Marvin was a trial lawyer, like me. You can still find his website, his law firm, and YouTube videos of Marvin Lanter online. The first thing everyone noticed was the accent. Marvin was raised in a Jewish New York neighborhood. I met Marvin during a program for trial lawyers called Trojan Horse Method, or THM, run by Dan Ambrose. I remember our group well: Jordan, Sergio, Erica, Chuck, Ilya, Blanco, Jerry and Ed, among others. An exceptional group of trial lawyers to learn from.

There Marvin was in the center row. He would sling questions and commentary at Mr. Ambrose like sport, in that distinctive New York accent. For Marvin, reasoned debate seemed to be an enjoyable sport – something that came naturally to him. But this same Marvin, the one so capable and willing to spar, would grow timid during public speaking presentations. A man shy when put on the stage in front of his peers. He would openly admit he hoped to work through some bouts of stage fright.
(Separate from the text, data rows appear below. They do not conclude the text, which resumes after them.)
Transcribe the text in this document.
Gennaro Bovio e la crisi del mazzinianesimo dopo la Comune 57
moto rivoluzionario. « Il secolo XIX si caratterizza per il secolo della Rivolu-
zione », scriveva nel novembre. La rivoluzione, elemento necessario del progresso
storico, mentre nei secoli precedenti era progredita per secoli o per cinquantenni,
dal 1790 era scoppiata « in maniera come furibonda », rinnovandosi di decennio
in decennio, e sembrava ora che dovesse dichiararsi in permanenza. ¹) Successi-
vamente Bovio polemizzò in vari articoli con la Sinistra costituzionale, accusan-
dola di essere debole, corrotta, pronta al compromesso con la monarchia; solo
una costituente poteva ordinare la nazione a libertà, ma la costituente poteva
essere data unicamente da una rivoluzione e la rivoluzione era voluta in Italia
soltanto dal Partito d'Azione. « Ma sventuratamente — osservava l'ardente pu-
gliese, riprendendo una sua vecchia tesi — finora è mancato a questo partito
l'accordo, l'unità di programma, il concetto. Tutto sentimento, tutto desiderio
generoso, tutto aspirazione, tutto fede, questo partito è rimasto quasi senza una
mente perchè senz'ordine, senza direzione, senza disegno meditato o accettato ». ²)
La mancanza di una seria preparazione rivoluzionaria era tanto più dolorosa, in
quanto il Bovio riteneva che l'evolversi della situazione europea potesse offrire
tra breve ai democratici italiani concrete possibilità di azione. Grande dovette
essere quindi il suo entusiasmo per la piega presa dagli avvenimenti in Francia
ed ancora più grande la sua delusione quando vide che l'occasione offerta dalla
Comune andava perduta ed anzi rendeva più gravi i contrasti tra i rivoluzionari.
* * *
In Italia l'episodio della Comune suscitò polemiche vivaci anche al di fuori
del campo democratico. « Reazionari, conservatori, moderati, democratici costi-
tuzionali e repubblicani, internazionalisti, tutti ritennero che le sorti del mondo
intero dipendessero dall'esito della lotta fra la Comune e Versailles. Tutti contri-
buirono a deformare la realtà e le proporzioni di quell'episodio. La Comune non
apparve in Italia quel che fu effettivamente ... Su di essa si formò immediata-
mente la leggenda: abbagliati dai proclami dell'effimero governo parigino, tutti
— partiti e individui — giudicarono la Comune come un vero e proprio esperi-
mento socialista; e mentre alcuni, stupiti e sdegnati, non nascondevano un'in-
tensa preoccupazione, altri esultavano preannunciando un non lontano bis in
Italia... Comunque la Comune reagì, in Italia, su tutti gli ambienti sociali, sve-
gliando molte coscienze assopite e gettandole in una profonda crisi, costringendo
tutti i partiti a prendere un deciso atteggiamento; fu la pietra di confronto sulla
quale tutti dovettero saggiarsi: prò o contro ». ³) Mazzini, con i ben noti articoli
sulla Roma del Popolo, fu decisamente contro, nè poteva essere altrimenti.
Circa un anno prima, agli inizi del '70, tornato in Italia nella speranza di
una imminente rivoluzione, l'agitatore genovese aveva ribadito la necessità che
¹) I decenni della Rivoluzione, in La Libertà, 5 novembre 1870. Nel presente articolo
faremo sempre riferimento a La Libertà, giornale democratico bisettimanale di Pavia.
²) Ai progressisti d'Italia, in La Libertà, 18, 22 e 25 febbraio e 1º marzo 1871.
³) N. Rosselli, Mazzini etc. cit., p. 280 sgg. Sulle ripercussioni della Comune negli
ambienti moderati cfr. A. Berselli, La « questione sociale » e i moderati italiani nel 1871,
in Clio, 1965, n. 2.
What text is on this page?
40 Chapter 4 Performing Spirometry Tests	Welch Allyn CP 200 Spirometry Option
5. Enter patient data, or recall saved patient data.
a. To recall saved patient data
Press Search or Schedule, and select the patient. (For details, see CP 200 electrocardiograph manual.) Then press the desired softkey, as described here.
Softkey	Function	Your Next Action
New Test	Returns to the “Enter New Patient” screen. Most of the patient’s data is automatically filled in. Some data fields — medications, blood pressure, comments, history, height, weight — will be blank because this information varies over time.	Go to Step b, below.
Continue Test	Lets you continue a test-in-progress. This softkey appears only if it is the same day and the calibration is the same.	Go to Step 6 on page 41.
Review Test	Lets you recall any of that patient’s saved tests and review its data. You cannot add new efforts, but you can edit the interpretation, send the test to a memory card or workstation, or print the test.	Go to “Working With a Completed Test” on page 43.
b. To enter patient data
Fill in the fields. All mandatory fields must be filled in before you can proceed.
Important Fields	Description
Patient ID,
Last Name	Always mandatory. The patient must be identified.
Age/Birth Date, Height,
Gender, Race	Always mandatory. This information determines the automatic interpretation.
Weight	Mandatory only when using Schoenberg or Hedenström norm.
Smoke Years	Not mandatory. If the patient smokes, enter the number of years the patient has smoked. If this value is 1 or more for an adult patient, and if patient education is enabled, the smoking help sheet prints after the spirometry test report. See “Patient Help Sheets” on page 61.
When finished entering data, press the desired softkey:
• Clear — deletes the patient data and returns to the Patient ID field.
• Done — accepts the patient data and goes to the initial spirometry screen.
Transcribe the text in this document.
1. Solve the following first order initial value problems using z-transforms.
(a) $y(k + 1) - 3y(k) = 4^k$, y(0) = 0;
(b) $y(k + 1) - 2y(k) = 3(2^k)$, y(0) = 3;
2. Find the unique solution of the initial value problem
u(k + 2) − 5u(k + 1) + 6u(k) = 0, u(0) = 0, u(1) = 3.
But he was a man whose convictions ran deep.

During lunch breaks I sat with Marvin. He told me about growing up as the son of immigrants. His parents had owned the neighborhood liquor store; how he never saw himself as above or below anyone. Marvin talked with me about seeing the cast of characters in the neighborhood, and how his experiences growing up never left him. At some point in the journey, boy Marvin transitioned to become Marvin Lanter: the attorney in greater Los Angeles. This is how I came to know him, roughly a year and a half before his passing.

What I will never forget is Marvin’s speech. It happened at the most unexpected moment.

We were near the conclusion of our friendly story-telling competition to close out our seminar. I remember that I told my story of brotherhood. I received many votes, but I did not make the finalists by one vote (as a result of voting against myself). Marvin, still being quite shy when storytelling, had not made the finalists.

Then something happened.

Unprompted, Marvin rose from the center of the audience to address the entire room from the swell of his heart. I was only able to capture the last minute on my phone, as he spoke about personal growth, democracy, justice, and how trial lawyers help to fulfill the ideals of the nation:

“You know, all this ‘you gotta f***ing correct that.’ All the guys and gals who are civil prosecutors here. What we are doing is improving!

You know, we are the living proof of democracy. And, in my mind, I just feel so blessed. Look, it’s not easy. It’s tough. It’s hard. But we are so f***ing lucky to be living in this country, at this time, to do what we do.

It was just great meeting everybody from all over this country. We come from all over this country. It makes you feel that, you know, maybe we got a chance. Maybe we have a chance in this country. And I’m telling you, those founding fathers they’re looking down – Adams and Jefferson, and the other guys that signed that document, put their Handcock – and they’re smiling saying: ‘Yeah. Yeah.’”

I like to think that Adams and Jefferson gave Marvin a high five when they met again, and that Marvin is looking down smiling on the rest of us now.